Some disgruntled employees changed customers’ names to Disney cartoon characters or something more derogatory if the employee thought the customer complained a lot. Unaware of how data were used, customers were sometimes very annoyed to receive direct marketing that insulted them. It usually resulted in them closing their account.
Some of these mistakes were simply because employees didn’t use computers at home or didn’t understand that the bank was using the data they input for automated direct marketing. Naively, banks assumed data would be transcribed accurately and honestly, often finding out that this wasn’t the case through bad publicity.
Banks instituted regular data completeness and cleansing exercises, but these proved unpopular and difficult to manage.
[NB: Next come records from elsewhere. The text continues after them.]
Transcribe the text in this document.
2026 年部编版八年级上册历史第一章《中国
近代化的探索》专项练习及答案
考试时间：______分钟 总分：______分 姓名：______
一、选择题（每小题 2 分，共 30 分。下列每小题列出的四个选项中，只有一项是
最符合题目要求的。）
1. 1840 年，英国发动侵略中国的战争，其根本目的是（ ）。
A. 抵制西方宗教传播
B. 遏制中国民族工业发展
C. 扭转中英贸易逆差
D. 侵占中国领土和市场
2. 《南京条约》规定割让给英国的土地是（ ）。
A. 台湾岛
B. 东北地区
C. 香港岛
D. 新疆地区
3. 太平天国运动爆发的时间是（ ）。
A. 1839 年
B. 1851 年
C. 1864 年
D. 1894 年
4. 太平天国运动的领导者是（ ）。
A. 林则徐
Eventually they implemented ‘fuzzy logic’ based checking and cleaning software and real-time validation, with a dictionary of forbidden words.
Online account opening has mitigated some of this issue, as it is now the customer that gets their own information wrong!
Customer Data Management also involves ensuring data quality by undertaking data audits and cleansing activity. These should be automated but can be manual or semi-manual and should focus on correcting data in source systems, rather than data warehouses, data lakes or marts that use the data.
The process involves removing typographical errors or correcting information against known good values, or alternatively using ‘fuzzy logic’ or ‘approximate string matching’ to correct records that partially match existing verified known records. This may include rejecting any post code or zip code against the most current post office list.
Data harmonisation or normalisation means bringing together varying file formats or naming conventions, for example, transforming abbreviations, such as ‘St’ or ‘Rd’ into ‘Street’ or ‘Road’ respectively to hold common data.